Kurzbeschreibung: (Urteil vom 22. Januar 2004 - 6 K 2524/02) Wenn Arbeitnehmer am Arbeitsplatz private Rundfunkgeräte benutzen, muss der Arbeitgeber dafür nicht die Rundfunkgebühr entrichten. In einem Klageverfahren wandte sich eine Aktiengesellschaft, die am Standort F. ca. 5.200 Mitarbeiter beschäftigt, gegen die Heranziehung zur Zahlung von Rundfunkgebühren.

(6 K 2524/02) Sie selbst hielt im hier streitgegenständlichen Zeitraum zuletzt 21 Radio- und 18 Fernsehgeräte zum Empfang bereit, für die sie Rundfunkgebühren entrichtete. Durch einen Betriebsbesuch eines ihrer Rundfunkgebührenbeauftragten im Jahre 2000 erlangte die beklagte Rundfunkanstalt Kenntnis von dem Umstand, dass einzelne Mitarbeiter der Klägerin an ihrem Arbeitsplatz weitere, weder von der Klägerin noch von deren Mitarbeitern angemeldete Radiogeräte zum Empfang bereithielten.

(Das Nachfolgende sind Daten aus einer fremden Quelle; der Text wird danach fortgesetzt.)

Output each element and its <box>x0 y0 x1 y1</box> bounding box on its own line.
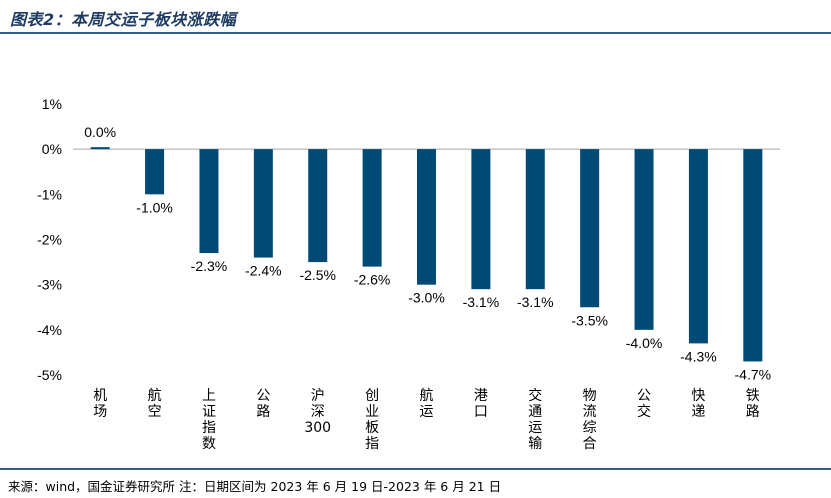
y-tick-label: -3% <box>37 277 62 293</box>
data-label: -4.7% <box>735 366 772 382</box>
x-tick-label: 公交 <box>637 388 651 420</box>
data-label: -1.0% <box>136 199 173 215</box>
bar <box>471 149 491 290</box>
bar <box>417 149 436 285</box>
bar <box>145 149 165 195</box>
x-tick-label: 公路 <box>256 388 270 420</box>
x-tick-label: 快递 <box>691 388 705 420</box>
bar <box>253 149 273 258</box>
x-tick-label: 沪深 300 <box>304 388 331 436</box>
y-tick-label: -2% <box>37 232 62 248</box>
bar <box>634 149 654 330</box>
bar <box>199 149 219 254</box>
bar-chart: 1% 0% -1% -2% -3% -4% -5% 0.0% 机场 -1.0% 航空 -2.3% 上证指… <box>37 96 780 452</box>
data-label: -2.3% <box>191 258 228 274</box>
x-tick-label: 物流综合 <box>583 388 597 452</box>
bar <box>362 149 382 267</box>
y-tick-label: 1% <box>42 96 62 112</box>
data-label: -3.1% <box>463 294 500 310</box>
bar <box>308 149 328 263</box>
data-label: -2.5% <box>299 267 336 283</box>
x-tick-label: 机场 <box>93 388 107 420</box>
bar <box>580 149 600 308</box>
data-label: -2.6% <box>354 272 391 288</box>
bar <box>743 149 763 362</box>
bar <box>525 149 545 290</box>
x-tick-label: 交通运输 <box>528 387 542 452</box>
x-tick-label: 航运 <box>420 388 434 420</box>
y-tick-label: 0% <box>42 141 62 157</box>
data-label: -4.3% <box>680 348 717 364</box>
title-divider <box>0 32 831 34</box>
bar <box>688 149 708 344</box>
y-tick-label: -1% <box>37 186 62 202</box>
y-tick-label: -4% <box>37 322 62 338</box>
data-label: -3.1% <box>517 294 554 310</box>
figure-title: 图表2：本周交运子板块涨跌幅 <box>10 10 237 29</box>
data-label: -3.0% <box>408 290 445 306</box>
x-tick-label: 航空 <box>148 388 162 420</box>
x-tick-label: 创业板指 <box>365 388 379 452</box>
footer-divider <box>0 468 831 470</box>
data-label: -2.4% <box>245 263 282 279</box>
source-note: 来源：wind，国金证券研究所 注：日期区间为 2023 年 6 月 19 日-… <box>8 479 502 494</box>
x-tick-label: 港口 <box>474 388 488 420</box>
bar <box>90 147 110 150</box>
data-label: 0.0% <box>84 124 116 140</box>
x-tick-label: 铁路 <box>746 388 760 420</box>
y-tick-label: -5% <box>37 367 62 383</box>
x-tick-label: 上证指数 <box>202 388 216 452</box>
data-label: -3.5% <box>571 312 608 328</box>
data-label: -4.0% <box>626 335 663 351</box>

Sie bat die Klägerin daher um eine Pauschalanmeldung dieser Geräte in deren Namen sowie um Auskunft über die genaue Anzahl und den jeweiligen Bereithaltezeitraum dieser Rundfunkgeräte. Streng nach den gesetzlichen Bestimmungen sei der einzelne Mitarbeiter gebührenpflichtig. Die erbetene Pauschalanmeldung sei jedoch "eleganter" und mit weniger Verwaltungsaufwand verbunden. Nachdem die Klägerin hierauf nicht reagierte, meldete die beklagte Rundfunkanstalt nach weiterem Schriftwechsel  für die Klägerin 100 zusätzliche Radiogeräte an, woraufhin die Gebühreneinzugszentrale der öffentlich-rechtlichen Rundfunkanstalten - GEZ - die Klägerin u.a. zur Zahlung von 29.573,12 Euro für zugemeldete 100 Radiogeräte - bezogen auf den Zeitraum von Januar 1997 bis Dezember 2001 - aufforderte. Den dann schließlich erlassenen Gebührenbescheid der Rundfunkanstalt und deren Widerspruchsbescheid hob das Gericht jetzt auf und gab damit der Klage statt.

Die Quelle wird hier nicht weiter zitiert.